On my lab, we performed an RNA Seq experiment of which I don't know the coverage. I have the library size as from the FASTQC Report (total sequences: ex: 9399148). Is it possible from this number to know the coverage?
Thank you in advance and sorry for the stupid question but I'm a newbie in RNA Seq analysis
It is not possible to estimate coverage (except for a gross calculation: (number of reads * sequencing cycles)/known genome size) based on the number of reads. You will have to do alignments and/or an assembly (followed by alignments) to estimate coverage (@Amitm has already covered the basics).
hi,
If you use RNA-SeQC, then you can get, along with other useful metrics, coverage info as well. You need to have the mapped BAM file of course.
Depending on what you mean by coverage: average fraction of exons covered by reads, or average number of reads mapping to exons, you can use other programs as well.
HTSeq-count can be used to get read counts for genes which can then be used for avg. calc..

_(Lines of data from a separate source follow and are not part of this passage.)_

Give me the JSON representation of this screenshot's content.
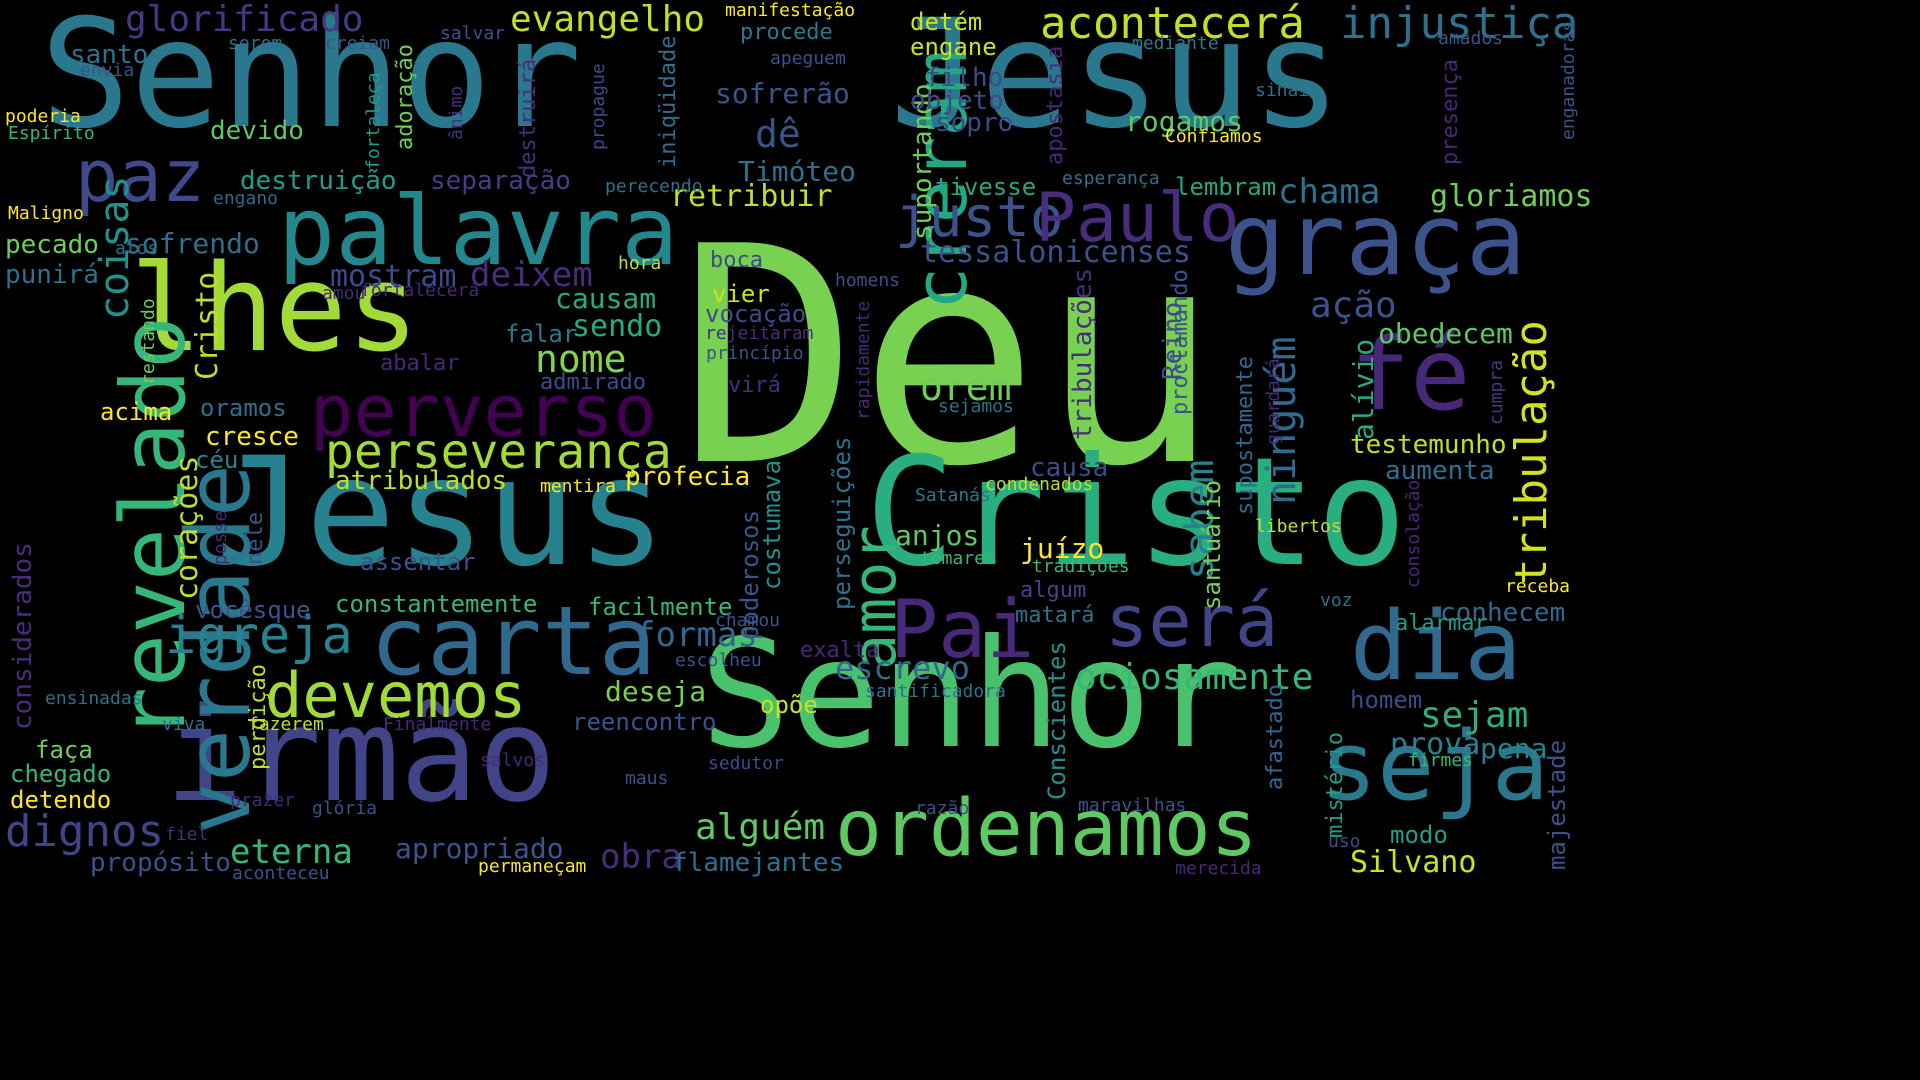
{
  "title": "",
  "palette": {
    "purple": "#440154",
    "indigo": "#46327e",
    "blue": "#365c8d",
    "teal": "#277f8e",
    "sea": "#1fa187",
    "green": "#4ac16d",
    "lime": "#a0da39",
    "yellow": "#fde725"
  },
  "words": [
    {
      "t": "Deu",
      "c": "#79d151",
      "v": false
    },
    {
      "t": "Senhor",
      "c": "#2a788e",
      "v": false
    },
    {
      "t": "Jesus",
      "c": "#2a788e",
      "v": false
    },
    {
      "t": "Jesus",
      "c": "#26828e",
      "v": false
    },
    {
      "t": "Cristo",
      "c": "#29af7f",
      "v": false
    },
    {
      "t": "Senhor",
      "c": "#4ac16d",
      "v": false
    },
    {
      "t": "irmão",
      "c": "#414487",
      "v": false
    },
    {
      "t": "lhes",
      "c": "#a2da37",
      "v": false
    },
    {
      "t": "palavra",
      "c": "#23888e",
      "v": false
    },
    {
      "t": "graça",
      "c": "#3b528b",
      "v": false
    },
    {
      "t": "revelado",
      "c": "#35b779",
      "v": true
    },
    {
      "t": "verdade",
      "c": "#2a788e",
      "v": true
    },
    {
      "t": "perverso",
      "c": "#440154",
      "v": false
    },
    {
      "t": "fé",
      "c": "#482878",
      "v": false
    },
    {
      "t": "carta",
      "c": "#31688e",
      "v": false
    },
    {
      "t": "dia",
      "c": "#31688e",
      "v": false
    },
    {
      "t": "seja",
      "c": "#2a788e",
      "v": false
    },
    {
      "t": "ordenamos",
      "c": "#5ec962",
      "v": false
    },
    {
      "t": "Pai",
      "c": "#482878",
      "v": false
    },
    {
      "t": "será",
      "c": "#414487",
      "v": false
    },
    {
      "t": "paz",
      "c": "#3e4a89",
      "v": false
    },
    {
      "t": "creram",
      "c": "#22a884",
      "v": true
    },
    {
      "t": "justo",
      "c": "#3b528b",
      "v": false
    },
    {
      "t": "Paulo",
      "c": "#472d7b",
      "v": false
    },
    {
      "t": "amor",
      "c": "#35b779",
      "v": true
    },
    {
      "t": "devemos",
      "c": "#a2da37",
      "v": false
    },
    {
      "t": "igreja",
      "c": "#26828e",
      "v": false
    },
    {
      "t": "perseverança",
      "c": "#a2da37",
      "v": false
    },
    {
      "t": "acontecerá",
      "c": "#c2df23",
      "v": false
    },
    {
      "t": "injustiça",
      "c": "#2c718e",
      "v": false
    },
    {
      "t": "evangelho",
      "c": "#c2df23",
      "v": false
    },
    {
      "t": "glorificado",
      "c": "#443983",
      "v": false
    },
    {
      "t": "chama",
      "c": "#2c718e",
      "v": false
    },
    {
      "t": "gloriamos",
      "c": "#6ece58",
      "v": false
    },
    {
      "t": "tribulação",
      "c": "#d2e21b",
      "v": true
    },
    {
      "t": "ninguém",
      "c": "#306a8e",
      "v": true
    },
    {
      "t": "ação",
      "c": "#3b528b",
      "v": false
    },
    {
      "t": "obedecem",
      "c": "#5ec962",
      "v": false
    },
    {
      "t": "orem",
      "c": "#6ece58",
      "v": false
    },
    {
      "t": "nome",
      "c": "#84d44b",
      "v": false
    },
    {
      "t": "sendo",
      "c": "#25ac82",
      "v": false
    },
    {
      "t": "causam",
      "c": "#25ac82",
      "v": false
    },
    {
      "t": "deixem",
      "c": "#472d7b",
      "v": false
    },
    {
      "t": "mostram",
      "c": "#3e4a89",
      "v": false
    },
    {
      "t": "tessalonicenses",
      "c": "#3b528b",
      "v": false
    },
    {
      "t": "coisas",
      "c": "#21918c",
      "v": true
    },
    {
      "t": "Cristo",
      "c": "#bddf26",
      "v": true
    },
    {
      "t": "corações",
      "c": "#bddf26",
      "v": true
    },
    {
      "t": "sofrendo",
      "c": "#2e6f8e",
      "v": false
    },
    {
      "t": "punirá",
      "c": "#2e6f8e",
      "v": false
    },
    {
      "t": "pecado",
      "c": "#6ece58",
      "v": false
    },
    {
      "t": "destruição",
      "c": "#1f9e89",
      "v": false
    },
    {
      "t": "separação",
      "c": "#433e85",
      "v": false
    },
    {
      "t": "retribuir",
      "c": "#c2df23",
      "v": false
    },
    {
      "t": "Timóteo",
      "c": "#2c718e",
      "v": false
    },
    {
      "t": "dê",
      "c": "#3b528b",
      "v": false
    },
    {
      "t": "sofrerão",
      "c": "#3b528b",
      "v": false
    },
    {
      "t": "devido",
      "c": "#5ec962",
      "v": false
    },
    {
      "t": "santos",
      "c": "#2c718e",
      "v": false
    },
    {
      "t": "sinais",
      "c": "#2c718e",
      "v": false
    },
    {
      "t": "presença",
      "c": "#482878",
      "v": true
    },
    {
      "t": "apostasia",
      "c": "#482878",
      "v": true
    },
    {
      "t": "suportando",
      "c": "#6ece58",
      "v": true
    },
    {
      "t": "filho",
      "c": "#3e4a89",
      "v": false
    },
    {
      "t": "objeto",
      "c": "#3e4a89",
      "v": false
    },
    {
      "t": "sopro",
      "c": "#3e4a89",
      "v": false
    },
    {
      "t": "rogamos",
      "c": "#5ec962",
      "v": false
    },
    {
      "t": "tivesse",
      "c": "#22a884",
      "v": false
    },
    {
      "t": "lembram",
      "c": "#22a884",
      "v": false
    },
    {
      "t": "engane",
      "c": "#cde11d",
      "v": false
    },
    {
      "t": "detém",
      "c": "#cde11d",
      "v": false
    },
    {
      "t": "procede",
      "c": "#2a788e",
      "v": false
    },
    {
      "t": "Reino",
      "c": "#3e4a89",
      "v": true
    },
    {
      "t": "tribulações",
      "c": "#472d7b",
      "v": true
    },
    {
      "t": "sabem",
      "c": "#26828e",
      "v": true
    },
    {
      "t": "alívio",
      "c": "#25ac82",
      "v": true
    },
    {
      "t": "testemunho",
      "c": "#c2df23",
      "v": false
    },
    {
      "t": "aumenta",
      "c": "#2e6f8e",
      "v": false
    },
    {
      "t": "causa",
      "c": "#3e4a89",
      "v": false
    },
    {
      "t": "juízo",
      "c": "#fde725",
      "v": false
    },
    {
      "t": "anjos",
      "c": "#5ec962",
      "v": false
    },
    {
      "t": "algum",
      "c": "#414487",
      "v": false
    },
    {
      "t": "matará",
      "c": "#2c718e",
      "v": false
    },
    {
      "t": "Conscientes",
      "c": "#21918c",
      "v": true
    },
    {
      "t": "santuário",
      "c": "#7ad151",
      "v": true
    },
    {
      "t": "supostamente",
      "c": "#31688e",
      "v": true
    },
    {
      "t": "proclamando",
      "c": "#3b528b",
      "v": true
    },
    {
      "t": "escrevo",
      "c": "#31688e",
      "v": false
    },
    {
      "t": "ociosamente",
      "c": "#35b779",
      "v": false
    },
    {
      "t": "sejam",
      "c": "#2ab07f",
      "v": false
    },
    {
      "t": "prova",
      "c": "#26828e",
      "v": false
    },
    {
      "t": "pena",
      "c": "#26828e",
      "v": false
    },
    {
      "t": "homem",
      "c": "#3e4a89",
      "v": false
    },
    {
      "t": "conhecem",
      "c": "#31688e",
      "v": false
    },
    {
      "t": "alarmar",
      "c": "#1f9e89",
      "v": false
    },
    {
      "t": "formas",
      "c": "#31688e",
      "v": false
    },
    {
      "t": "alguém",
      "c": "#5ec962",
      "v": false
    },
    {
      "t": "eterna",
      "c": "#35b779",
      "v": false
    },
    {
      "t": "apropriado",
      "c": "#3b528b",
      "v": false
    },
    {
      "t": "obra",
      "c": "#472d7b",
      "v": false
    },
    {
      "t": "flamejantes",
      "c": "#2c718e",
      "v": false
    },
    {
      "t": "Silvano",
      "c": "#cde11d",
      "v": false
    },
    {
      "t": "deseja",
      "c": "#7ad151",
      "v": false
    },
    {
      "t": "reencontro",
      "c": "#3b528b",
      "v": false
    },
    {
      "t": "opõe",
      "c": "#cde11d",
      "v": false
    },
    {
      "t": "dignos",
      "c": "#414487",
      "v": false
    },
    {
      "t": "propósito",
      "c": "#3b528b",
      "v": false
    },
    {
      "t": "chegado",
      "c": "#35b779",
      "v": false
    },
    {
      "t": "detendo",
      "c": "#fde725",
      "v": false
    },
    {
      "t": "faça",
      "c": "#6ece58",
      "v": false
    },
    {
      "t": "considerados",
      "c": "#472d7b",
      "v": true
    },
    {
      "t": "ensinadas",
      "c": "#2c718e",
      "v": false
    },
    {
      "t": "vocêsque",
      "c": "#3b528b",
      "v": false
    },
    {
      "t": "constantemente",
      "c": "#35b779",
      "v": false
    },
    {
      "t": "facilmente",
      "c": "#35b779",
      "v": false
    },
    {
      "t": "assentar",
      "c": "#3b528b",
      "v": false
    },
    {
      "t": "atribulados",
      "c": "#c2df23",
      "v": false
    },
    {
      "t": "profecia",
      "c": "#fde725",
      "v": false
    },
    {
      "t": "mentira",
      "c": "#fde725",
      "v": false
    },
    {
      "t": "céu",
      "c": "#26828e",
      "v": false
    },
    {
      "t": "cresce",
      "c": "#fde725",
      "v": false
    },
    {
      "t": "oramos",
      "c": "#2e6f8e",
      "v": false
    },
    {
      "t": "acima",
      "c": "#fde725",
      "v": false
    },
    {
      "t": "admirado",
      "c": "#3e4a89",
      "v": false
    },
    {
      "t": "vier",
      "c": "#cde11d",
      "v": false
    },
    {
      "t": "vocação",
      "c": "#3e4a89",
      "v": false
    },
    {
      "t": "falar",
      "c": "#2a788e",
      "v": false
    },
    {
      "t": "boca",
      "c": "#3e4a89",
      "v": false
    },
    {
      "t": "virá",
      "c": "#472d7b",
      "v": false
    },
    {
      "t": "poderosos",
      "c": "#3b528b",
      "v": true
    },
    {
      "t": "costumava",
      "c": "#21918c",
      "v": true
    },
    {
      "t": "perseguições",
      "c": "#2c718e",
      "v": true
    },
    {
      "t": "exalta",
      "c": "#482878",
      "v": false
    },
    {
      "t": "chamou",
      "c": "#3b528b",
      "v": false
    },
    {
      "t": "escolheu",
      "c": "#3b528b",
      "v": false
    },
    {
      "t": "santificadora",
      "c": "#2c718e",
      "v": false
    },
    {
      "t": "Finalmente",
      "c": "#482878",
      "v": false
    },
    {
      "t": "salvos",
      "c": "#482878",
      "v": false
    },
    {
      "t": "sedutor",
      "c": "#3e4a89",
      "v": false
    },
    {
      "t": "maus",
      "c": "#3b528b",
      "v": false
    },
    {
      "t": "prazer",
      "c": "#482878",
      "v": false
    },
    {
      "t": "glória",
      "c": "#3b528b",
      "v": false
    },
    {
      "t": "fiel",
      "c": "#472d7b",
      "v": false
    },
    {
      "t": "aconteceu",
      "c": "#3b528b",
      "v": false
    },
    {
      "t": "permaneçam",
      "c": "#fde725",
      "v": false
    },
    {
      "t": "merecida",
      "c": "#482878",
      "v": false
    },
    {
      "t": "maravilhas",
      "c": "#3b528b",
      "v": false
    },
    {
      "t": "razão",
      "c": "#3b528b",
      "v": false
    },
    {
      "t": "mistério",
      "c": "#1f9e89",
      "v": true
    },
    {
      "t": "afastado",
      "c": "#31688e",
      "v": true
    },
    {
      "t": "uso",
      "c": "#3e4a89",
      "v": false
    },
    {
      "t": "modo",
      "c": "#1f9e89",
      "v": false
    },
    {
      "t": "firmes",
      "c": "#35b779",
      "v": false
    },
    {
      "t": "majestade",
      "c": "#3b528b",
      "v": true
    },
    {
      "t": "receba",
      "c": "#fde725",
      "v": false
    },
    {
      "t": "voz",
      "c": "#2e6f8e",
      "v": false
    },
    {
      "t": "consolação",
      "c": "#482878",
      "v": true
    },
    {
      "t": "libertos",
      "c": "#c2df23",
      "v": false
    },
    {
      "t": "Satanás",
      "c": "#2a788e",
      "v": false
    },
    {
      "t": "condenados",
      "c": "#c2df23",
      "v": false
    },
    {
      "t": "tomarem",
      "c": "#35b779",
      "v": false
    },
    {
      "t": "tradições",
      "c": "#35b779",
      "v": false
    },
    {
      "t": "perdição",
      "c": "#bddf26",
      "v": true
    },
    {
      "t": "nele",
      "c": "#3b528b",
      "v": true
    },
    {
      "t": "posse",
      "c": "#482878",
      "v": true
    },
    {
      "t": "fazerem",
      "c": "#c2df23",
      "v": false
    },
    {
      "t": "viva",
      "c": "#2c718e",
      "v": false
    },
    {
      "t": "Maligno",
      "c": "#fde725",
      "v": false
    },
    {
      "t": "atos",
      "c": "#2e6f8e",
      "v": false
    },
    {
      "t": "engano",
      "c": "#31688e",
      "v": false
    },
    {
      "t": "poderia",
      "c": "#fde725",
      "v": false
    },
    {
      "t": "Espírito",
      "c": "#35b779",
      "v": false
    },
    {
      "t": "envia",
      "c": "#3b528b",
      "v": false
    },
    {
      "t": "serem",
      "c": "#2c718e",
      "v": false
    },
    {
      "t": "creiam",
      "c": "#3b528b",
      "v": false
    },
    {
      "t": "salvar",
      "c": "#3b528b",
      "v": false
    },
    {
      "t": "manifestação",
      "c": "#fde725",
      "v": false
    },
    {
      "t": "adoração",
      "c": "#6ece58",
      "v": true
    },
    {
      "t": "fortaleça",
      "c": "#1f9e89",
      "v": true
    },
    {
      "t": "ânimo",
      "c": "#472d7b",
      "v": true
    },
    {
      "t": "propague",
      "c": "#3e4a89",
      "v": true
    },
    {
      "t": "destruirá",
      "c": "#472d7b",
      "v": true
    },
    {
      "t": "iniqüidade",
      "c": "#2e6f8e",
      "v": true
    },
    {
      "t": "apeguem",
      "c": "#3b528b",
      "v": false
    },
    {
      "t": "perecendo",
      "c": "#2c718e",
      "v": false
    },
    {
      "t": "esperança",
      "c": "#2c718e",
      "v": false
    },
    {
      "t": "Confiamos",
      "c": "#fde725",
      "v": false
    },
    {
      "t": "mediante",
      "c": "#2a788e",
      "v": false
    },
    {
      "t": "amados",
      "c": "#3b528b",
      "v": false
    },
    {
      "t": "enganadoras",
      "c": "#3b528b",
      "v": true
    },
    {
      "t": "homens",
      "c": "#3b528b",
      "v": false
    },
    {
      "t": "hora",
      "c": "#c2df23",
      "v": false
    },
    {
      "t": "amou",
      "c": "#482878",
      "v": false
    },
    {
      "t": "fortalecerá",
      "c": "#482878",
      "v": false
    },
    {
      "t": "restando",
      "c": "#6ece58",
      "v": true
    },
    {
      "t": "abalar",
      "c": "#482878",
      "v": false
    },
    {
      "t": "rejeitaram",
      "c": "#472d7b",
      "v": false
    },
    {
      "t": "princípio",
      "c": "#3b528b",
      "v": false
    },
    {
      "t": "rapidamente",
      "c": "#482878",
      "v": true
    },
    {
      "t": "sejamos",
      "c": "#2c718e",
      "v": false
    },
    {
      "t": "guardará",
      "c": "#482878",
      "v": true
    },
    {
      "t": "cumpra",
      "c": "#443983",
      "v": true
    }
  ]
}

Bedtools lacks the custom read assigning feature of HTSeq-count, but you can use it to get avg. fraction of exons covered by reads.
There are other programs as well, like featureCounts.
Coverage is not really the most important parameter in RNA-seq, since your reads will always be non-uniform distributed over highly and lowly expressed genes. At best you could calculate an average coverage, which is meaningless. What you do care about is the library size, and that you already learned from the FastQC report.